The group was founded about a decade ago to supply political ideas to progressive thinkers and policy-makers. I have often found its white papers and thought leadership instructive on a variety of topics, including health care, defense policy and energy. Recently, it has put forward some ideas on deficit reductions that are typically thought-provoking. The policy memo on what to do about the debt is subtitled “A growth-focused deficit reduction agenda.” It is an outline filled with politically and substantively smart ideas.

It begins with this arresting fact: It took the United States almost 200 years to reach a debt of $1 trillion; in the past 10 months, we’ve doubled it. The effect of our debt on economic growth is also clearly explained. Because more and more government spending is going to entitlement spending instead of public investment, growth in the GDP is expected to decline by one-third, which, of course, will weaken an already struggling economy.

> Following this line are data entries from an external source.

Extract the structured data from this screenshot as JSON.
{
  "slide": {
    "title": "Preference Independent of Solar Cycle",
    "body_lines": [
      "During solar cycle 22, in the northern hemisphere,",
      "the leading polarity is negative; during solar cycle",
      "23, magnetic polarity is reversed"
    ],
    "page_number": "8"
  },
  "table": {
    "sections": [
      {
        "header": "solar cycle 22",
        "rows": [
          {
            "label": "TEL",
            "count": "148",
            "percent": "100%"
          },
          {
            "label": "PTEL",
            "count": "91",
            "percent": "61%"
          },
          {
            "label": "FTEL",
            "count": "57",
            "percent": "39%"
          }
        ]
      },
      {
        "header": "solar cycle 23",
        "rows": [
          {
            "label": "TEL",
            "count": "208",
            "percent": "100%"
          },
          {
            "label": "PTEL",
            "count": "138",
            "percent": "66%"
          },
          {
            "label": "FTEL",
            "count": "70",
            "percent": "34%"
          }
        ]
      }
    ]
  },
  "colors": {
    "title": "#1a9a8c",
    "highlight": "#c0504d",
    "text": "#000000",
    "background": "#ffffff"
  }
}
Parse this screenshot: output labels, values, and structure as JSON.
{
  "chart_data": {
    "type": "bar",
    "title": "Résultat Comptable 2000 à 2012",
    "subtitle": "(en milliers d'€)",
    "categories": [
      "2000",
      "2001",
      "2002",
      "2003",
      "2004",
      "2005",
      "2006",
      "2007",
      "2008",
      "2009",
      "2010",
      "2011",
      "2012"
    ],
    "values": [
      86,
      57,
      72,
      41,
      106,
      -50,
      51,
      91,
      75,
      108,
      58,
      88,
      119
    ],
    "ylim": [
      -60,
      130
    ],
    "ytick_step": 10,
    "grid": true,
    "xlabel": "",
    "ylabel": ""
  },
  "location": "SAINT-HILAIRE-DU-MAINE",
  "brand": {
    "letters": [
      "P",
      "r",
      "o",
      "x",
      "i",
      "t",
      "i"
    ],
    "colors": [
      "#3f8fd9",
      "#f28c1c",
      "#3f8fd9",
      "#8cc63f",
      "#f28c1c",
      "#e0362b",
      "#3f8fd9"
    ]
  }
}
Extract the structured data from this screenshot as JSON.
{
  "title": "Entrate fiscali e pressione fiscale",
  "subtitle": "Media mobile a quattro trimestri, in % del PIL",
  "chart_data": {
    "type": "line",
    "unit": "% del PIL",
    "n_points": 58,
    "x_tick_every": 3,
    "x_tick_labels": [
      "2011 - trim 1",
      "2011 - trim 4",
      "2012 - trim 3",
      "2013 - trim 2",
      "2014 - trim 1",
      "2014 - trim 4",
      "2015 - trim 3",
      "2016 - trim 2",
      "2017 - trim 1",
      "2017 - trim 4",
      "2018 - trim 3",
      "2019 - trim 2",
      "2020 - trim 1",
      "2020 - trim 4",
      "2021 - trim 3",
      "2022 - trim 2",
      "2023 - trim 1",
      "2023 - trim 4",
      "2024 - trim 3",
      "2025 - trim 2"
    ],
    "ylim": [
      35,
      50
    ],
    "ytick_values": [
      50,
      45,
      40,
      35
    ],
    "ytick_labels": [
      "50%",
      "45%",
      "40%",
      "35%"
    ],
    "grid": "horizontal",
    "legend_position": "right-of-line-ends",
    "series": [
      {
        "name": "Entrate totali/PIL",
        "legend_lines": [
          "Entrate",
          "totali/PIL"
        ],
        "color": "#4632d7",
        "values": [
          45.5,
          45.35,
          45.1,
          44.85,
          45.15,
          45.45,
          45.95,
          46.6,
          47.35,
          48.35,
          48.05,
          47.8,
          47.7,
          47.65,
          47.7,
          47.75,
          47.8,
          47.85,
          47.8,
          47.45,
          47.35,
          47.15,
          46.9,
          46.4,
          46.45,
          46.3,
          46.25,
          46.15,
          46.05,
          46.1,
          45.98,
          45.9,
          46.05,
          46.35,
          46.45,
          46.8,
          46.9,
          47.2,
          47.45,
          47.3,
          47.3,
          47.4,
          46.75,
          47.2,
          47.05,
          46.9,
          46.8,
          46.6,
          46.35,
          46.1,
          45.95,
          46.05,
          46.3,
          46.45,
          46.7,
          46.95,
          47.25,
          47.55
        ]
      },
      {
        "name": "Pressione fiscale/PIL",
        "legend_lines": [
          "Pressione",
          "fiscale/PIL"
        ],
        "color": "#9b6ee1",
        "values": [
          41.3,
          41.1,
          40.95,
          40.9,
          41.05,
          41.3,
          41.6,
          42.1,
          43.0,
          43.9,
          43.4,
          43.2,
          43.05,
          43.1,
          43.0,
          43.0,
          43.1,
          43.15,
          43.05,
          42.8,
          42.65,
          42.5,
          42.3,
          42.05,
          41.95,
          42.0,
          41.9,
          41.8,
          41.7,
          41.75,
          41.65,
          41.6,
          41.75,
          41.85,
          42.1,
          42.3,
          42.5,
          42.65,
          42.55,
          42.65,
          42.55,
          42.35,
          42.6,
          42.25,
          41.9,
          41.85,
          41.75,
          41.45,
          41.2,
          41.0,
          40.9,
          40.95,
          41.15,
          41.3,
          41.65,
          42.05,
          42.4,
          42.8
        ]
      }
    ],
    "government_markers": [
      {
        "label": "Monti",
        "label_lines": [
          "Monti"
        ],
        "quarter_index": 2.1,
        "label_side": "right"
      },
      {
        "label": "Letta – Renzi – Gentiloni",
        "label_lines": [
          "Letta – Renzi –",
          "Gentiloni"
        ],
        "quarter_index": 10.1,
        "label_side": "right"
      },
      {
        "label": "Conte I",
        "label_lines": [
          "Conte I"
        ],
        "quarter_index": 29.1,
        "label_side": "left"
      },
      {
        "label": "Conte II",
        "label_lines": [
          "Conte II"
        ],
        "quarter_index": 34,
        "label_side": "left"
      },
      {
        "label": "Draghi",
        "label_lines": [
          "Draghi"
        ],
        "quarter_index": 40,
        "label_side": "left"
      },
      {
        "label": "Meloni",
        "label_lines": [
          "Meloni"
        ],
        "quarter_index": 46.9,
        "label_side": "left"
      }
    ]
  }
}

The report’s authors, Jim Kessler and David Kendall, debunk the prevailing positions of the right and left on deficit reduction: the right for wanting simply to starve government; the left for wanting to soak the rich. Their objection isn’t ideological; it’s pragmatic. There aren’t enough rich people to soak, and indiscriminantly cutting government spending will rob the country of needed stimulus in areas such as medical research. The report lists ideas for entitlement and tax reform, while including a plan to make Congress and the executive branch reform their own pensions as a sign of their commitment to controlling spending. It also includes ideas for new spending designed to boost the economy and maintain America’s competitive advantage.

Sorry to go on about this, but if you want a smart policy fix every now and then, check out Third Way.